BoJ Asset Purchase Pace to ContinueBoJ Asset Purchase Pace to Continue

The Bank of Japan will continue with very accommodative monetary policy and maintain the current pace of asset purchases for some time, Governor Haruhiko Kuroda said in an interview.

While Japan’s economy is doing better than expected a few months ago, the inflation rate is still quite sluggish, Kuroda said in New York on Thursday, Bloomberg reported.

Speaking a week before the BoJ’s next policy meeting, when the board will also update its estimates for growth and consumer prices, he said the exchange rate could affect inflation in the short term and that if the yen appreciates, there is a chance of a delay in hitting his 2% price goal. He added that depreciation would have the opposite effect.

The yen extended its declines after Kuroda spoke. It traded at 109.26 to the dollar in Tokyo on Friday.

After four years of aggressive monetary stimulus, and with his term set to end in April 2018, Kuroda is still far from his goals while his Federal Reserve counterpart Janet Yellen is taking rates higher and policymakers at the European Central Bank are debating tapering. All three central banks have run up huge balance sheets since the financial crisis after buying bonds and other assets.

“It’s premature to discuss in an exact way about exit strategy,” Kuroda said. While the Fed’s strategy of keeping the balance sheet unchanged as it raises rates is one way to exit, “whether we would follow the Fed example or not depends on the situation when we decide exit strategy.”

Kuroda also faces a market that’s highly skeptical of his capacity to continue vacuuming up Japanese government bonds.

Some investors have criticized the BoJ for distorting normal market mechanisms while others have warned that it will run out of securities to buy.

“I don’t think our monetary policy is constrained by the fact that we have acquired 40% of Japanese Government Bonds already, or our balance sheet is about 80% of GDP, which is certainly large compared with other central banks,” Kuroda, 72, said. “We have acquired about 40% of JGBs outstanding.

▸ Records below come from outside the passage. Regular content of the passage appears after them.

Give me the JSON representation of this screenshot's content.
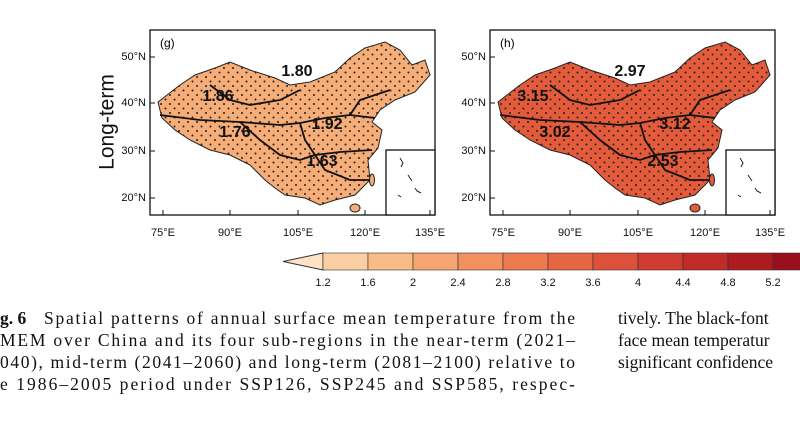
{
  "row_label": "Long-term",
  "panels": [
    {
      "label": "(g)",
      "fill": "#f6ad78",
      "values": [
        "1.80",
        "1.86",
        "1.76",
        "1.92",
        "1.63"
      ]
    },
    {
      "label": "(h)",
      "fill": "#e45b3b",
      "values": [
        "2.97",
        "3.15",
        "3.02",
        "3.12",
        "2.53"
      ]
    }
  ],
  "lat_labels": [
    "50°N",
    "40°N",
    "30°N",
    "20°N"
  ],
  "lon_labels": [
    "75°E",
    "90°E",
    "105°E",
    "120°E",
    "135°E"
  ],
  "colorbar": {
    "ticks": [
      "1.2",
      "1.6",
      "2",
      "2.4",
      "2.8",
      "3.2",
      "3.6",
      "4",
      "4.4",
      "4.8",
      "5.2"
    ],
    "colors": [
      "#fde3c3",
      "#fbcfa3",
      "#f9bb88",
      "#f6a571",
      "#f2905e",
      "#ed7b4f",
      "#e66543",
      "#dd5039",
      "#cf3b30",
      "#c02a28",
      "#ad1b21",
      "#9a0f1c"
    ]
  },
  "caption": {
    "fig_label": "g. 6",
    "left": [
      "Spatial patterns of annual surface mean temperature from the",
      "MEM over China and its four sub-regions in the near-term (2021–",
      "040), mid-term (2041–2060) and long-term (2081–2100) relative to",
      "e 1986–2005 period under SSP126, SSP245 and SSP585, respec-"
    ],
    "right": [
      "tively. The black-font",
      "face mean temperatur",
      "significant confidence"
    ]
  }
}
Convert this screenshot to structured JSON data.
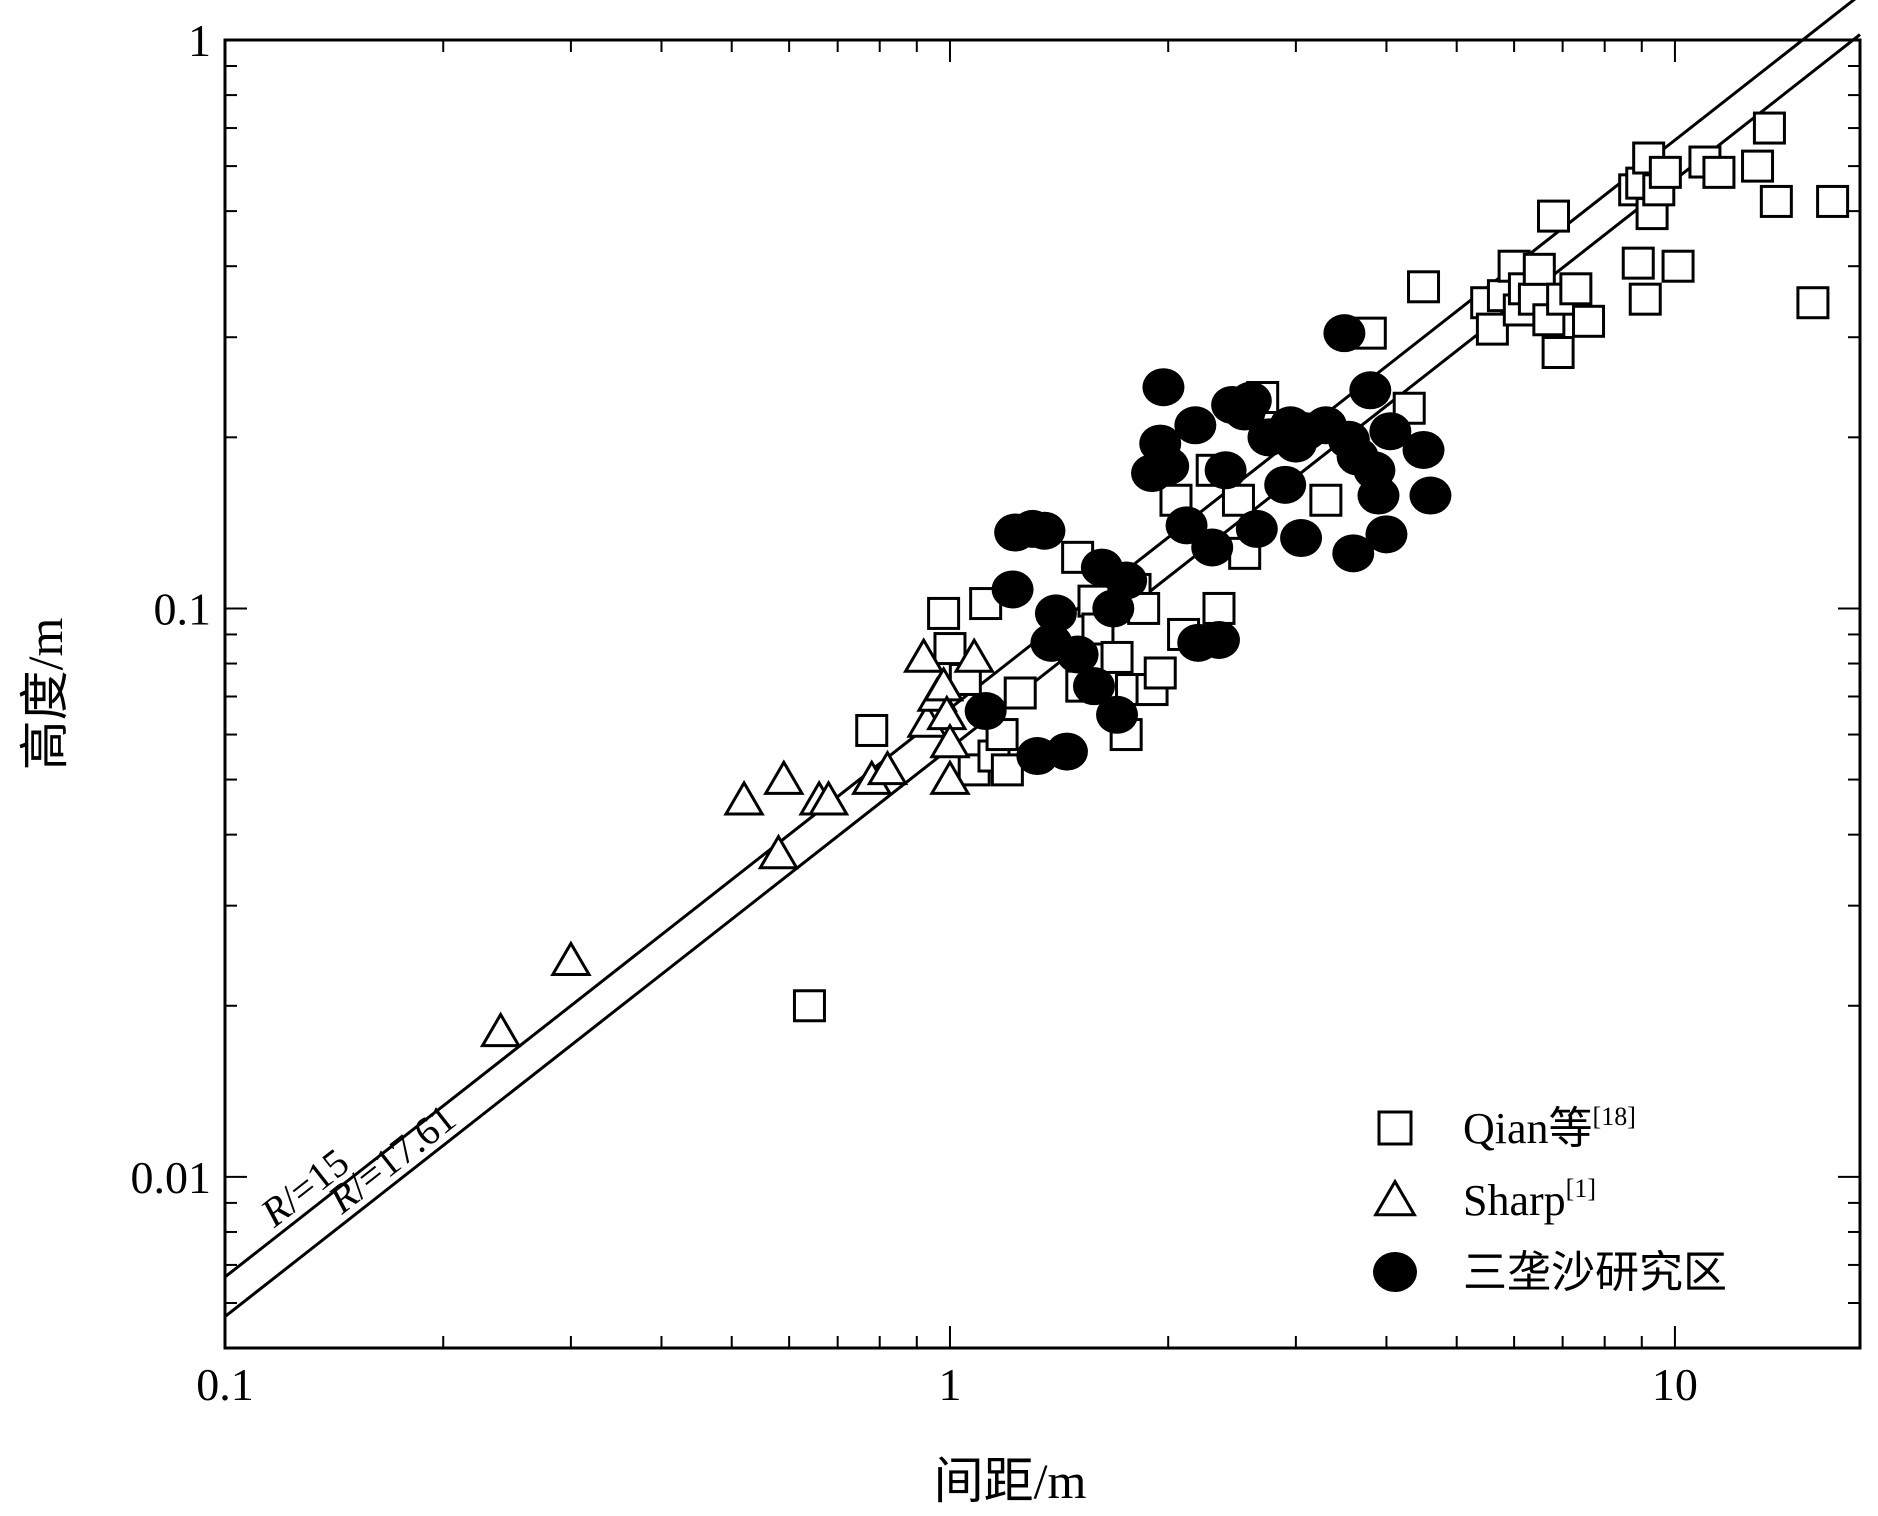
{
  "chart_data": {
    "type": "scatter",
    "xscale": "log",
    "yscale": "log",
    "xlim": [
      0.1,
      18
    ],
    "ylim": [
      0.005,
      1
    ],
    "xlabel": "间距/m",
    "ylabel": "高度/m",
    "xticks": [
      {
        "value": 0.1,
        "label": "0.1"
      },
      {
        "value": 1,
        "label": "1"
      },
      {
        "value": 10,
        "label": "10"
      }
    ],
    "yticks": [
      {
        "value": 0.01,
        "label": "0.01"
      },
      {
        "value": 0.1,
        "label": "0.1"
      },
      {
        "value": 1,
        "label": "1"
      }
    ],
    "legend_position": "bottom-right",
    "reference_lines": [
      {
        "label_prefix": "R",
        "label_mid": "/",
        "label_suffix": "=15",
        "ratio": 15
      },
      {
        "label_prefix": "R",
        "label_mid": "/",
        "label_suffix": "=17.61",
        "ratio": 17.61
      }
    ],
    "series": [
      {
        "name": "Qian等",
        "name_sup": "[18]",
        "marker": "square",
        "points": [
          [
            0.64,
            0.02
          ],
          [
            0.78,
            0.061
          ],
          [
            0.98,
            0.098
          ],
          [
            1.0,
            0.085
          ],
          [
            1.05,
            0.075
          ],
          [
            1.08,
            0.052
          ],
          [
            1.12,
            0.102
          ],
          [
            1.15,
            0.055
          ],
          [
            1.18,
            0.06
          ],
          [
            1.2,
            0.052
          ],
          [
            1.25,
            0.071
          ],
          [
            1.5,
            0.123
          ],
          [
            1.52,
            0.073
          ],
          [
            1.58,
            0.103
          ],
          [
            1.6,
            0.092
          ],
          [
            1.7,
            0.082
          ],
          [
            1.75,
            0.06
          ],
          [
            1.78,
            0.072
          ],
          [
            1.8,
            0.108
          ],
          [
            1.85,
            0.1
          ],
          [
            1.9,
            0.072
          ],
          [
            1.95,
            0.077
          ],
          [
            2.05,
            0.155
          ],
          [
            2.1,
            0.09
          ],
          [
            2.3,
            0.175
          ],
          [
            2.35,
            0.1
          ],
          [
            2.5,
            0.155
          ],
          [
            2.55,
            0.125
          ],
          [
            2.7,
            0.235
          ],
          [
            3.3,
            0.155
          ],
          [
            3.8,
            0.305
          ],
          [
            4.3,
            0.225
          ],
          [
            4.5,
            0.368
          ],
          [
            5.5,
            0.345
          ],
          [
            5.6,
            0.31
          ],
          [
            5.8,
            0.355
          ],
          [
            6.0,
            0.4
          ],
          [
            6.1,
            0.335
          ],
          [
            6.2,
            0.365
          ],
          [
            6.4,
            0.35
          ],
          [
            6.5,
            0.395
          ],
          [
            6.7,
            0.322
          ],
          [
            6.8,
            0.49
          ],
          [
            6.9,
            0.282
          ],
          [
            7.0,
            0.35
          ],
          [
            7.3,
            0.365
          ],
          [
            7.6,
            0.32
          ],
          [
            8.8,
            0.545
          ],
          [
            8.9,
            0.405
          ],
          [
            9.0,
            0.56
          ],
          [
            9.1,
            0.35
          ],
          [
            9.2,
            0.62
          ],
          [
            9.3,
            0.495
          ],
          [
            9.5,
            0.545
          ],
          [
            9.7,
            0.585
          ],
          [
            10.1,
            0.4
          ],
          [
            11.0,
            0.61
          ],
          [
            11.5,
            0.585
          ],
          [
            13.0,
            0.6
          ],
          [
            13.5,
            0.7
          ],
          [
            13.8,
            0.52
          ],
          [
            15.5,
            0.345
          ],
          [
            16.5,
            0.52
          ]
        ]
      },
      {
        "name": "Sharp",
        "name_sup": "[1]",
        "marker": "triangle",
        "points": [
          [
            0.24,
            0.018
          ],
          [
            0.3,
            0.024
          ],
          [
            0.52,
            0.046
          ],
          [
            0.58,
            0.037
          ],
          [
            0.59,
            0.05
          ],
          [
            0.66,
            0.046
          ],
          [
            0.68,
            0.046
          ],
          [
            0.78,
            0.05
          ],
          [
            0.82,
            0.052
          ],
          [
            0.92,
            0.082
          ],
          [
            0.93,
            0.063
          ],
          [
            0.96,
            0.07
          ],
          [
            0.98,
            0.073
          ],
          [
            0.99,
            0.065
          ],
          [
            1.0,
            0.058
          ],
          [
            1.0,
            0.05
          ],
          [
            1.08,
            0.082
          ]
        ]
      },
      {
        "name": "三垄沙研究区",
        "name_sup": "",
        "marker": "circle",
        "points": [
          [
            1.12,
            0.066
          ],
          [
            1.22,
            0.108
          ],
          [
            1.23,
            0.136
          ],
          [
            1.3,
            0.138
          ],
          [
            1.35,
            0.137
          ],
          [
            1.32,
            0.055
          ],
          [
            1.38,
            0.087
          ],
          [
            1.4,
            0.098
          ],
          [
            1.45,
            0.056
          ],
          [
            1.5,
            0.083
          ],
          [
            1.58,
            0.073
          ],
          [
            1.62,
            0.118
          ],
          [
            1.68,
            0.1
          ],
          [
            1.7,
            0.065
          ],
          [
            1.75,
            0.112
          ],
          [
            1.9,
            0.173
          ],
          [
            1.95,
            0.195
          ],
          [
            1.97,
            0.245
          ],
          [
            2.0,
            0.178
          ],
          [
            2.12,
            0.14
          ],
          [
            2.18,
            0.21
          ],
          [
            2.2,
            0.087
          ],
          [
            2.3,
            0.128
          ],
          [
            2.35,
            0.088
          ],
          [
            2.4,
            0.175
          ],
          [
            2.45,
            0.228
          ],
          [
            2.55,
            0.222
          ],
          [
            2.6,
            0.232
          ],
          [
            2.65,
            0.138
          ],
          [
            2.75,
            0.2
          ],
          [
            2.9,
            0.165
          ],
          [
            2.95,
            0.21
          ],
          [
            3.0,
            0.195
          ],
          [
            3.05,
            0.133
          ],
          [
            3.1,
            0.205
          ],
          [
            3.3,
            0.21
          ],
          [
            3.5,
            0.305
          ],
          [
            3.55,
            0.198
          ],
          [
            3.6,
            0.125
          ],
          [
            3.65,
            0.185
          ],
          [
            3.8,
            0.242
          ],
          [
            3.85,
            0.175
          ],
          [
            3.9,
            0.158
          ],
          [
            4.0,
            0.135
          ],
          [
            4.05,
            0.205
          ],
          [
            4.5,
            0.19
          ],
          [
            4.6,
            0.158
          ]
        ]
      }
    ]
  }
}
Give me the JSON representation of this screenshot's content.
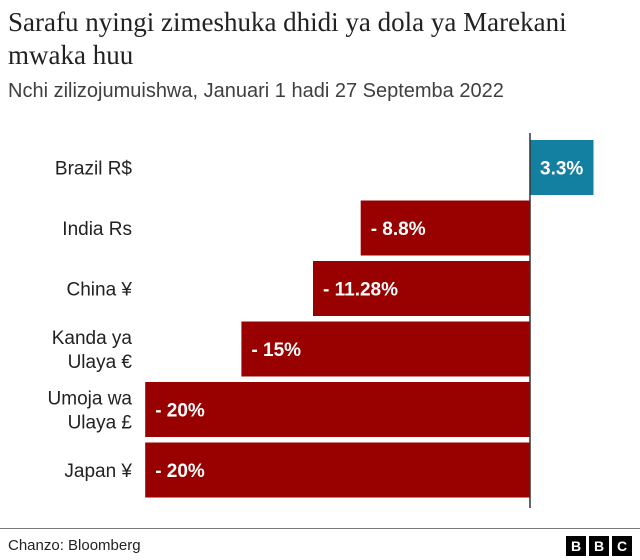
{
  "title": "Sarafu nyingi zimeshuka dhidi ya dola ya Marekani mwaka huu",
  "subtitle": "Nchi zilizojumuishwa, Januari 1 hadi 27 Septemba 2022",
  "source": "Chanzo: Bloomberg",
  "logo": [
    "B",
    "B",
    "C"
  ],
  "colors": {
    "negative": "#990000",
    "positive": "#1380a1",
    "axis": "#333333"
  },
  "chart_data": {
    "type": "bar",
    "orientation": "horizontal",
    "categories": [
      [
        "Brazil R$"
      ],
      [
        "India Rs"
      ],
      [
        "China ¥"
      ],
      [
        "Kanda ya",
        "Ulaya €"
      ],
      [
        "Umoja wa",
        "Ulaya £"
      ],
      [
        "Japan ¥"
      ]
    ],
    "values": [
      3.3,
      -8.8,
      -11.28,
      -15,
      -20,
      -20
    ],
    "value_labels": [
      "3.3%",
      "- 8.8%",
      "- 11.28%",
      "- 15%",
      "- 20%",
      "- 20%"
    ],
    "unit": "%",
    "baseline": 0,
    "xlim": [
      -20.5,
      3.3
    ]
  }
}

But that means that 60% is still in the market.”

While the yen has weakened considerably since Kuroda became BoJ governor, it has strengthened about 7% against the dollar this year, driven in part by global economic and geopolitical uncertainty.

Speaking later in Washington, where he is attending an International Monetary Fund meeting, Kuroda said the BoJ’s policy, and that of other central banks, is aimed at price stability, not exchange rates.